The ubiquity of some of the most widely observed ecological patterns goes beyond the field of ecology. One notable example is the distribution of individuals among species in a community (a.k.a. the species abundance distribution, or the SAD), which often exhibits a highly uneven, hollow-curve shape. While the shape of the SAD can be (and has been) explained by various ecological processes, distributions of similar shapes have also been observed in many non-ecological systems including distributions of wealth, earthquakes, and even college basketball wins. Identifying the statistical nature of the SAD and other such patterns would allow better predictions to be made with minimal information on the details of each specific ecological system. Moreover, deviation from the statistical expectation can be used to identify when important ecological processes come into play.

### 1. The feasible set and Taylor’s Law

In a recent study, Locey & White (2013) proposed the concept of the feasible set, or the set of all possible configurations of a system given the way it is constrained. They further showed that the feasible set of an SAD was dominated by hollow curves, providing an *a priori* explanation for the ubiquity of the pattern.
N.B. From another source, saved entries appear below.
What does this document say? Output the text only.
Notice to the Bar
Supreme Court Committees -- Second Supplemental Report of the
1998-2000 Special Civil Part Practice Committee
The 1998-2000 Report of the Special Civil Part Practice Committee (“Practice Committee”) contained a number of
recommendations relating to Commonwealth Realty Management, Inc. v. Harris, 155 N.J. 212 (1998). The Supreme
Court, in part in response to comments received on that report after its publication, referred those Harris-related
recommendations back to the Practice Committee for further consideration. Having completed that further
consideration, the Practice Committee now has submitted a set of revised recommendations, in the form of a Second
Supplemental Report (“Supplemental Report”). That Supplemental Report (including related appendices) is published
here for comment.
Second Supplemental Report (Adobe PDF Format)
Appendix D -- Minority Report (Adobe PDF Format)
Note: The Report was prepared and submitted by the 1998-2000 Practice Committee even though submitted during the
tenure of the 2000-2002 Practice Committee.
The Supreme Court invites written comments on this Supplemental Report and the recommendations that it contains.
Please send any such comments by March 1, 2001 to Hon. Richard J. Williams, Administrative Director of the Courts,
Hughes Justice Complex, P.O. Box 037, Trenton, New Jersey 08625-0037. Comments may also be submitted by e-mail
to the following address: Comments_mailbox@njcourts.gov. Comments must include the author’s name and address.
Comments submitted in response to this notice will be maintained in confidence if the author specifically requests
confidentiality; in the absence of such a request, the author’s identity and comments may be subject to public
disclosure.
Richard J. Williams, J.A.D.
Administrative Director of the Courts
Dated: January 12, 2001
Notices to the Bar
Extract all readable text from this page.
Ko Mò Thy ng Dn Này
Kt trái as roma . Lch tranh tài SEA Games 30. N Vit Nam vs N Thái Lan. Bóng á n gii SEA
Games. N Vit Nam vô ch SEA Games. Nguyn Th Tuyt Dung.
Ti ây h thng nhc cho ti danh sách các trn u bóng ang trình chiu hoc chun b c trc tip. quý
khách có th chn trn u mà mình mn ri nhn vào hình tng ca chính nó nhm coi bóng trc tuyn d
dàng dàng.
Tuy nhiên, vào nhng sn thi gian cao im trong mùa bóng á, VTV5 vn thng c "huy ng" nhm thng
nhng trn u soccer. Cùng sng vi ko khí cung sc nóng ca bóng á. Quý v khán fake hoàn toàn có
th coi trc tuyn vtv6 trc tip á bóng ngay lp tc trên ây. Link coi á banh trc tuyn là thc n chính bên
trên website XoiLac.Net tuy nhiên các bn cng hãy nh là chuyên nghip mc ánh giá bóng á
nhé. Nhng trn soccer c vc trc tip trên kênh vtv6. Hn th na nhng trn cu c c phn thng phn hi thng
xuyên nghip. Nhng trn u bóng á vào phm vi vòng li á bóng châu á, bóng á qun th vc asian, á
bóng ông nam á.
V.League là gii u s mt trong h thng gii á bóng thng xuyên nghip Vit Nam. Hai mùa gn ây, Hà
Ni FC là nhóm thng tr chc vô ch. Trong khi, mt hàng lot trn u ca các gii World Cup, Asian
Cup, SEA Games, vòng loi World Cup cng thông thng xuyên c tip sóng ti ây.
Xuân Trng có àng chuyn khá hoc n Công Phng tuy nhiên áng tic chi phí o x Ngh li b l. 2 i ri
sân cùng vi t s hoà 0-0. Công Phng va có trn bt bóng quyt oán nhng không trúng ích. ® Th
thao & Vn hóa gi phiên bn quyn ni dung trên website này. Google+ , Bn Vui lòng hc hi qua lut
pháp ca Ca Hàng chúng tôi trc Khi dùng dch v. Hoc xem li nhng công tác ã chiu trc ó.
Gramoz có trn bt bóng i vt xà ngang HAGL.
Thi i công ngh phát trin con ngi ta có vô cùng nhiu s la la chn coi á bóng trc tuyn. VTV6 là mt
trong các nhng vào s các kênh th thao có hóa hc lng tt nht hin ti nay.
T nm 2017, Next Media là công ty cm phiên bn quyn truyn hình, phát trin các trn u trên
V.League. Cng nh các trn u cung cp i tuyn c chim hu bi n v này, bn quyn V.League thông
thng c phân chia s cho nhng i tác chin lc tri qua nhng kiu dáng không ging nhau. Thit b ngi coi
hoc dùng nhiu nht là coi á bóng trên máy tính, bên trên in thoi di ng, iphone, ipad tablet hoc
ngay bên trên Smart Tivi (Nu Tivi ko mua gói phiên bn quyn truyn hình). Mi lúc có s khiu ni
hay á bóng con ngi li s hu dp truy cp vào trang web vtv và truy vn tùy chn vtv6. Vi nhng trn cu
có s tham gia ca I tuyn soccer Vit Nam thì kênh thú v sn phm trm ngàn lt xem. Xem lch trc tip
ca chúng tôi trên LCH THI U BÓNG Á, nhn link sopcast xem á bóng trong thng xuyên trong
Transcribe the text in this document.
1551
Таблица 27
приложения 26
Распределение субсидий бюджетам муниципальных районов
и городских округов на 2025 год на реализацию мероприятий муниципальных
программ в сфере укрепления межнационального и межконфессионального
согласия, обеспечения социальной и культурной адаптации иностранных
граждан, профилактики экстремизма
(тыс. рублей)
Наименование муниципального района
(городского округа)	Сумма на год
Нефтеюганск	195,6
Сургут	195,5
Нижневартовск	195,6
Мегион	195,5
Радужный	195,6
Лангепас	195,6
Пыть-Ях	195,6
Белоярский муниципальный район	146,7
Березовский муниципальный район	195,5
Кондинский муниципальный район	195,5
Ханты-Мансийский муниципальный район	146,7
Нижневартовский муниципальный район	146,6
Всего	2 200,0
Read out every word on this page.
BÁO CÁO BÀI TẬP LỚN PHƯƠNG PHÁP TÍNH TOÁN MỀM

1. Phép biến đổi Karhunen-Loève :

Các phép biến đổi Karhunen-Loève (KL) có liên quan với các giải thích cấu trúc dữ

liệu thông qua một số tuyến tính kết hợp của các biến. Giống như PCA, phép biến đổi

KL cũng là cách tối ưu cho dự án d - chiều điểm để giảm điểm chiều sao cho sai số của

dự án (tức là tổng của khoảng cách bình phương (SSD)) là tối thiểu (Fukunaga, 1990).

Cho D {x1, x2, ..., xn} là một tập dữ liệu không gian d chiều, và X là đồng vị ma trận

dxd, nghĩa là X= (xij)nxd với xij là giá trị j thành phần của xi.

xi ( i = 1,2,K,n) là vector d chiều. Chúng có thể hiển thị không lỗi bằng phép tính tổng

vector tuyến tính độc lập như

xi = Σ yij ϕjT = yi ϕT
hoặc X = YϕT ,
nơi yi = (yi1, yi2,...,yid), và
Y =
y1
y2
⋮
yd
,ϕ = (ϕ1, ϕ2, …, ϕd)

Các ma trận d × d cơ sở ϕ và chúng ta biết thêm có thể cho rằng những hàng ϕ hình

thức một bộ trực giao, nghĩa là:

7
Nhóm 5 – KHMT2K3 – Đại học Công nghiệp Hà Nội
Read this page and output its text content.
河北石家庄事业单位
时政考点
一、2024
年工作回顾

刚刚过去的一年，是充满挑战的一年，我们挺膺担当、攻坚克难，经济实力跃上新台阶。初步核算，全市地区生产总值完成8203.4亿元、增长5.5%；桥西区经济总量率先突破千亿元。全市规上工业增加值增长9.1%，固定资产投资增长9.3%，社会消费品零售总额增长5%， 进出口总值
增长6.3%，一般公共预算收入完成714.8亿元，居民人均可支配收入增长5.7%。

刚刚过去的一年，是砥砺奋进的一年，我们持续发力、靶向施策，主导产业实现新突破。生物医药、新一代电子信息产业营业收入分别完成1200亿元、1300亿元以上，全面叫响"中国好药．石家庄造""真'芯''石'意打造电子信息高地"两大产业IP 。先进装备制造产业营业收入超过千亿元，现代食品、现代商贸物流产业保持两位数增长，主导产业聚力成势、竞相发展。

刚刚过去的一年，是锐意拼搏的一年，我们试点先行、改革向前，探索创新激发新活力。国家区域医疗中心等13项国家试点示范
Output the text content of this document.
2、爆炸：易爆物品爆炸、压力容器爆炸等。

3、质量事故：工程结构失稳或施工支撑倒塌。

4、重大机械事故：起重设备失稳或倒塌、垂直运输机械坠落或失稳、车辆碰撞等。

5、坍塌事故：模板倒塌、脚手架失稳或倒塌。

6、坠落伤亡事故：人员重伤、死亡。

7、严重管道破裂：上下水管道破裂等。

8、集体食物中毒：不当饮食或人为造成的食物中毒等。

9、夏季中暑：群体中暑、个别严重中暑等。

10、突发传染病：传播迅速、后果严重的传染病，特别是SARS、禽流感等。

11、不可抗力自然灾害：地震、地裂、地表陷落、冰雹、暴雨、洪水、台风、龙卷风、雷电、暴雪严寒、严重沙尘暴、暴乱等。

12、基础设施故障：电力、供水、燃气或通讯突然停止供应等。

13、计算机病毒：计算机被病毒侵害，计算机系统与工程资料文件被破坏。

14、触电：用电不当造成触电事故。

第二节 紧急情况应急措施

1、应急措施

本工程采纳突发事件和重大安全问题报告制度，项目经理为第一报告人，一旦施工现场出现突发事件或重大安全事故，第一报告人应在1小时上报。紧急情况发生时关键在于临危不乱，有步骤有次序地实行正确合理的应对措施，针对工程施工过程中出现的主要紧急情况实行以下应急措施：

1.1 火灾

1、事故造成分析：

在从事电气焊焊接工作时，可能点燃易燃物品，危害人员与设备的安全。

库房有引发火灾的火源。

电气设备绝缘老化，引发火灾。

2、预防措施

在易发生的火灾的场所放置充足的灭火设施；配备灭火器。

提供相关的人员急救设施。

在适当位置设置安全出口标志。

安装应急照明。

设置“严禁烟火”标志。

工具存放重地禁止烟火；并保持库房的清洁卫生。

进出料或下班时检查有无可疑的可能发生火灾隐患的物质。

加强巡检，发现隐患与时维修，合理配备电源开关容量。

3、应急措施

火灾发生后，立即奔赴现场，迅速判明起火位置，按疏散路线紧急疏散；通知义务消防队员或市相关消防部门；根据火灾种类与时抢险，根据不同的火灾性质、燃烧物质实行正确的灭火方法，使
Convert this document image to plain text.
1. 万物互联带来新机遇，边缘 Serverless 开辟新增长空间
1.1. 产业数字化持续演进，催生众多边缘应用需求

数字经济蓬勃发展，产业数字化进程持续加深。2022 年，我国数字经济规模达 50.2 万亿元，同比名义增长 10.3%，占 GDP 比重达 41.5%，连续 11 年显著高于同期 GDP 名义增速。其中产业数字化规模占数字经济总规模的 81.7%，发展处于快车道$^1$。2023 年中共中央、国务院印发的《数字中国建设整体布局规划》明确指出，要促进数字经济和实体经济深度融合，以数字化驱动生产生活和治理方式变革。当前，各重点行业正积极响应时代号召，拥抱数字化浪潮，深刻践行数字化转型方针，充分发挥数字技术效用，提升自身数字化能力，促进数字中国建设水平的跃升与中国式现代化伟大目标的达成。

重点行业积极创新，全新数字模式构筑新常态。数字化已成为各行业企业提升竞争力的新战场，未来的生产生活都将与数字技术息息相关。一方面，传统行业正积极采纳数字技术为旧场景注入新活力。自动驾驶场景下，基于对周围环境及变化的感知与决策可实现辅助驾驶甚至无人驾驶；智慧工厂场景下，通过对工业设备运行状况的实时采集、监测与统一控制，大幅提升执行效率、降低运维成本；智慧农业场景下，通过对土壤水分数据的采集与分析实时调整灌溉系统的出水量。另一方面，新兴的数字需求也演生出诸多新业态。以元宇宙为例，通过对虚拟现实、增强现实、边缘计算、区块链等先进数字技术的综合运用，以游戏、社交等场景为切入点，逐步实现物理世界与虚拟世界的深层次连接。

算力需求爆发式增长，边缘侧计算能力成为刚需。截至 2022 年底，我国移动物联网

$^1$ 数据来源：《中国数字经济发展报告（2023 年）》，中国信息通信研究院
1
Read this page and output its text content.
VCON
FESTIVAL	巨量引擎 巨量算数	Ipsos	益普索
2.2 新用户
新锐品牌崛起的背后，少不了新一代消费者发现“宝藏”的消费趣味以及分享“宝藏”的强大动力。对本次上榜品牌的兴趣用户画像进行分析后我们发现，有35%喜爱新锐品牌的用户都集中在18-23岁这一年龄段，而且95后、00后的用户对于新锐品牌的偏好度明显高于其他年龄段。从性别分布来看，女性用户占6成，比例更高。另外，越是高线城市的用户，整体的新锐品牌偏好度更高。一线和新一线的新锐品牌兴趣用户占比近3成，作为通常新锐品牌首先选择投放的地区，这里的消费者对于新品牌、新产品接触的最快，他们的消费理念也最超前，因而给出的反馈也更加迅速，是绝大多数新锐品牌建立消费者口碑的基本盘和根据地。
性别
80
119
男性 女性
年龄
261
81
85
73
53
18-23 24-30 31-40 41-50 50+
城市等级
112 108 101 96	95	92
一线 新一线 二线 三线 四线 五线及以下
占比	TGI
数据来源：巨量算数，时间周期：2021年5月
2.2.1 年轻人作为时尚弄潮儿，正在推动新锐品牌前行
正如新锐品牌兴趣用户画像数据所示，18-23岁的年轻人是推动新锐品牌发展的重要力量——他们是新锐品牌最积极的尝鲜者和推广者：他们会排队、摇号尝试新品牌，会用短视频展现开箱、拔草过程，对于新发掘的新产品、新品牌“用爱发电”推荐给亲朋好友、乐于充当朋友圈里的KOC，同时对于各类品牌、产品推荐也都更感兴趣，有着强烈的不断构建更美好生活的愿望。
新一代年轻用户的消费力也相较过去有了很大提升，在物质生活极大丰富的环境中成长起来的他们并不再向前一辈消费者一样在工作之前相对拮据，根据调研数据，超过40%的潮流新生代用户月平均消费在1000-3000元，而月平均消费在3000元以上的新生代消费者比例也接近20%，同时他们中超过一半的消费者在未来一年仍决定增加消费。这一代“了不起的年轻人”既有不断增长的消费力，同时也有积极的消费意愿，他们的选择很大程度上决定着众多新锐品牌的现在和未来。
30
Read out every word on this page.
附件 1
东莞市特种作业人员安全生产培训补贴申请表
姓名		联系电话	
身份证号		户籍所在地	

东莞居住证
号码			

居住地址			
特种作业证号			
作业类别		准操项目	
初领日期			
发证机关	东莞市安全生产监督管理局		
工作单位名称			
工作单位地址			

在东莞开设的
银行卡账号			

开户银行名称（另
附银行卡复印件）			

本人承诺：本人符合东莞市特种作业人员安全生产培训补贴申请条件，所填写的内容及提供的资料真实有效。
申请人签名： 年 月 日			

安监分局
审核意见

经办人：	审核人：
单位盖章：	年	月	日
In an collaborative project with Kenneth Locey and Ethan White, we found that the same concept could be applied to explain another general pattern in ecology, Taylor’s Law (i.e., the power-law relationship between the variance and the mean of one or multiple populations across space or through time). Most configurations within the feasible set show a power-law relationship between the variance of the mean with an exponent between 1 and 2, well matching the empirical patterns (see Figure below). However, the approach does not predict the exact parameters of the relationship in any given system, which suggests that this could be where ecological signals come into play. This work is published in the American Naturalist (DOI: 10.1086/682050).

### 2. Species range size distribution drives spatial biodiversity

It is well recognized that common species with broad ranges have a disproportionately large effect on the spatial diversity patterns. For example, Jetz & Rahbek (2002) showed that among the sub-Saharan African birds, the diversity of the top 25% species with the largest ranges had a high correlation with overall diversity of the group (r = 0.91), while the 25% species with the smallest ranges had a more different diversity pattern across space (r = 0.56). This observation appears to be generally true across geographical locations and taxonomic groups (e.g., Lennon et al. 2004, Kreft et al. 2006).

In an ongoing project, I work with my postdoc mentor, Brian McGill, to explore the statistical null expectation of the pattern. We have found with simulations that the high correlation between overall diversity of a group and the diversity of its most widely-distributed members is mostly driven by the highly skewed range size distribution (i.e., a few species have enormous ranges while most other ranges are quite small), which exists even when species are allowed to distribute randomly in space. On the other hand, correlation between the diversity of rare species and overall diversity is highly non-random with the empirically observed correlation much higher than expected, which implies that small-ranged species are aggregated at environmentally suitable habitats and/or limited by barriers.